Hoy, sin embargo, y por un tiempo, estoy en calma. Hace unas semanas que he focalizado, que comienzo a aprender a hacer una cosa tras la otra. Sin cargar con todas las culpas y todas las responsabilidades del mundo. Sólo las asumibles, sólo las propias.

En estos momentos tengo un objetivo. Un de concreto, y sólido, y principal. Y es llegar a verano sabiendo exactamente qué hay que cambiar del sistema de lucha contra la violencia machista para que deje de tener tantos agujeros, tantas carencias. Un sistema que salve esas vidas.

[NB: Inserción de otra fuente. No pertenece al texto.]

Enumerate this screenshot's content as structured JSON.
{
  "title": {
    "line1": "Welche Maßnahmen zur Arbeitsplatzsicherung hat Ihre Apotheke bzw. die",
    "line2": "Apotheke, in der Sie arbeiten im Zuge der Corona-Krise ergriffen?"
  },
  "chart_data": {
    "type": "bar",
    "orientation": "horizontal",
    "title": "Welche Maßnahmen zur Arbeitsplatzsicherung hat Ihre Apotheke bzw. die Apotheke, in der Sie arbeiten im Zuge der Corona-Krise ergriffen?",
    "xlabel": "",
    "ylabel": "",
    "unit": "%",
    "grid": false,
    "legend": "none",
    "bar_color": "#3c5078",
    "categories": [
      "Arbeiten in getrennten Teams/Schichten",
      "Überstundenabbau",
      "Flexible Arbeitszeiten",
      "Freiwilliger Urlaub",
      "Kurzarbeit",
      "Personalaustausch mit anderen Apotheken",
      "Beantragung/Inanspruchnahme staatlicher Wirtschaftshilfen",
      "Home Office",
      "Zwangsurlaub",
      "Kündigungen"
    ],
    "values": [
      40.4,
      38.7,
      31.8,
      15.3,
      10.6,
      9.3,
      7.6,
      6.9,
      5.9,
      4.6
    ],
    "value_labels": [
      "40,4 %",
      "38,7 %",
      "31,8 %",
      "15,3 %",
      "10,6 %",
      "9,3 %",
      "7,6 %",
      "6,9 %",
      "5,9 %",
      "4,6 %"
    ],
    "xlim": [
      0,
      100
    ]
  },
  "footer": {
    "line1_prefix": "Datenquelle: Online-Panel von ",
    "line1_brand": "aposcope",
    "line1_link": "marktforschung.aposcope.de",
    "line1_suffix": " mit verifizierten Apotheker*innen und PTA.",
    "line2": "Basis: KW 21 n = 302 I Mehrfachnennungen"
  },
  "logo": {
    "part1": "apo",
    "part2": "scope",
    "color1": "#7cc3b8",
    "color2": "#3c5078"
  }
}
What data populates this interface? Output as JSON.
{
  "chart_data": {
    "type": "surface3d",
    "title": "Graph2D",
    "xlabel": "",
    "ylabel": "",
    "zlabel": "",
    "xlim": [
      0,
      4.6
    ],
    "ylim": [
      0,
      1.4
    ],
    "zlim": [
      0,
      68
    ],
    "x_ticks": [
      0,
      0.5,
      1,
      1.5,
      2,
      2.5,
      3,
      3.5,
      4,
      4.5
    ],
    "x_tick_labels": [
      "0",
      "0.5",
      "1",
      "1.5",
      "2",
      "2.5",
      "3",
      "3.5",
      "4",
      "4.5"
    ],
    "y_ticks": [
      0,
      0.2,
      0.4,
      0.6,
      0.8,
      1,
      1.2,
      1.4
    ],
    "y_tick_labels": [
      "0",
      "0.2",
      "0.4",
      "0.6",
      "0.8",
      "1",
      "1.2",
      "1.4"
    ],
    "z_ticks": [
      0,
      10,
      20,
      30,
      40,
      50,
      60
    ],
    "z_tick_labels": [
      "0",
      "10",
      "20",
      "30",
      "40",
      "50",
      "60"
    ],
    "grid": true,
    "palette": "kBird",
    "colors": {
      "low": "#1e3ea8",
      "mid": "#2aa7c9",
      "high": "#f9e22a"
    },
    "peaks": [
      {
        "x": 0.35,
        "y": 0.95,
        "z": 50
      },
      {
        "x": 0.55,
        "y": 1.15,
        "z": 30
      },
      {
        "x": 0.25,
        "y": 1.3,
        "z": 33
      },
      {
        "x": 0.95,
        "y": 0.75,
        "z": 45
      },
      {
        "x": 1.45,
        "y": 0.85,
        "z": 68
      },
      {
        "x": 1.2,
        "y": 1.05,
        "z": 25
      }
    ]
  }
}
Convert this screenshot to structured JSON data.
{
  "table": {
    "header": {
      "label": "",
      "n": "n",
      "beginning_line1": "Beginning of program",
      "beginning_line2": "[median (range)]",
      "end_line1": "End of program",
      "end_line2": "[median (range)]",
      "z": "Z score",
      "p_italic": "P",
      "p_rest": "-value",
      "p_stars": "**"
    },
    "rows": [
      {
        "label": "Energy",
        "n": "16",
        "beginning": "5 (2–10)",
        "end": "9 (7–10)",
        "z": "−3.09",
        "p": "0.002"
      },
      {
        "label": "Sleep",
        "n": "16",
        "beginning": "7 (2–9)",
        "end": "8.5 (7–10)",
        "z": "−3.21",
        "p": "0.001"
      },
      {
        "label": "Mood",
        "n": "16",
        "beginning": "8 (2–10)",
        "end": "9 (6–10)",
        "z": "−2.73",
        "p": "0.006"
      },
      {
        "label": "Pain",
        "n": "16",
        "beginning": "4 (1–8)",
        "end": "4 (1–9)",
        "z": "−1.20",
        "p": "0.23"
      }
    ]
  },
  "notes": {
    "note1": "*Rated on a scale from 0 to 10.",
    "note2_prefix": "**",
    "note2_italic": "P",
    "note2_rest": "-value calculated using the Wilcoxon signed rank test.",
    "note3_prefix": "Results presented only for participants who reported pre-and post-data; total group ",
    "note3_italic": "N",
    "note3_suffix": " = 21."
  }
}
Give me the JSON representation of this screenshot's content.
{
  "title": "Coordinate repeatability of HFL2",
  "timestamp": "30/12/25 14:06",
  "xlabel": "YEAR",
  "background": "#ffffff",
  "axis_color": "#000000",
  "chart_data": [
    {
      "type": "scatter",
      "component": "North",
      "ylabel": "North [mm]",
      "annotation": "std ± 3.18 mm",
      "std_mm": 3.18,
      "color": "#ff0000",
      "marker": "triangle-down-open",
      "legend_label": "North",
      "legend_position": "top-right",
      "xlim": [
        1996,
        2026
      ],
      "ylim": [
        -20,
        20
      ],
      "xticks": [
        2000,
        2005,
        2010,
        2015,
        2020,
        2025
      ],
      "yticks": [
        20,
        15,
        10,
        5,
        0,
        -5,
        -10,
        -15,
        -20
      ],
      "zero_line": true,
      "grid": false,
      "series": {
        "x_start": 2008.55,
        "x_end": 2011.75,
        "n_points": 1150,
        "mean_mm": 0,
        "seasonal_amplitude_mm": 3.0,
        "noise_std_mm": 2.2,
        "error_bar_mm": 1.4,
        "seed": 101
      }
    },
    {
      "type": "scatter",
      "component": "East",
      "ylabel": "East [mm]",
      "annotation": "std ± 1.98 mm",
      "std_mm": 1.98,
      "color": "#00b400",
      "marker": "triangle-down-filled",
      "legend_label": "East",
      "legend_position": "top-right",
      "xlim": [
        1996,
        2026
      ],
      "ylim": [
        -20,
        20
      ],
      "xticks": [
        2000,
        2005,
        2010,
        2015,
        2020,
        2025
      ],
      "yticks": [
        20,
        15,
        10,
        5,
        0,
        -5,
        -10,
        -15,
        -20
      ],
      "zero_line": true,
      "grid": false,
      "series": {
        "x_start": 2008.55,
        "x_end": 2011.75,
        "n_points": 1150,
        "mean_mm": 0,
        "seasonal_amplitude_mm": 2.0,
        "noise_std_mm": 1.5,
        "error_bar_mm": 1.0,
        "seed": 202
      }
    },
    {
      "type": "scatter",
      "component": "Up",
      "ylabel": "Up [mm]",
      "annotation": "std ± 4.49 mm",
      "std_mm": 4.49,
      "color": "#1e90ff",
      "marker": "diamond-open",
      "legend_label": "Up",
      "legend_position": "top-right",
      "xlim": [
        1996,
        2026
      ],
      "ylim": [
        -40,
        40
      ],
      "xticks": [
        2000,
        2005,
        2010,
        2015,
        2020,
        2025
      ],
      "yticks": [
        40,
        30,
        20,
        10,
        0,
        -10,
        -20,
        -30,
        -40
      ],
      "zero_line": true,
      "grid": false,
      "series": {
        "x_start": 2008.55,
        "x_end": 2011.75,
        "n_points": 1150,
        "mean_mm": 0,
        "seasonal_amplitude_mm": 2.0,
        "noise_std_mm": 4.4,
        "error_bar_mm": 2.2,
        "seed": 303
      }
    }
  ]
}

Así; nos reunimos cada semana. No somos más de diez personas. Cuatro del PP, dos socialistas, una de ERC, una del PNV, una de Coalición Canaria y yo misma. Las diez escuchamos, semana tras semana, la opinión y las propuestas de personas expertas sobre qué habría que cambiar. Escuchamos palabras que nos destrozan el corazón. Y el humor. Y casi el amor por la vida.

Hoy mismo, el jefe de Policía que dirige las operaciones contra la trata de mujeres nos explicaba cómo las traen las mafias, cómo las esclavizan, las violan. Como las obligan a prostituirse. Las aterrorizan. Y cómo la sociedad no quiere aceptar que aquella mujer que baila con poca ropa, una copa en la mano y una sonrisa, puede esconder el terror de una víctima explotada.
Suele esconder. Esconde.

Escuchamos jueces y fiscales. Policías y médicos. Abogadas. Trabajadoras sociales e investigadores. Escuchamos las víctimas directas de la violencia. De la que reciben las mujeres por parte de su pareja, pero más; de la que reciben las mujeres por el hecho de ser mujeres. De las prácticas de violaciones en grupo que van en aumento. Del ciberacoso que se multiplica. De tantas y tantas formas de dominación que aún radican en la ideología del machismo. Que perviven, que encuentran nuevas expresiones de un mismo fenómeno: la creencia en la superioridad masculina, el desprecio por el cuerpo y la vida de las mujeres. Escuchamos una lluvia de voces que nos entierran en el dolor.

Un dolor que impacta en nosotras diez al mismo tiempo, y eso es positivo. Pues el dolor nos golpea durante horas, semana sí semana también y hasta el agotamiento, y nos permite encontrar aquel mínimo común denominador que puede haber, que a la fuerza tiene que existir. Aquellos puntos en que nos podemos poner de acuerdo desde un lugar de simple humanidad. Del sentido humano más elemental. Salvar vidas.

Este es el objetivo para mis semanas de primavera. Hallar y pactar el mínimo común denominador que nos hace personas y puede salvar vidas. ¿Lo conseguiremos?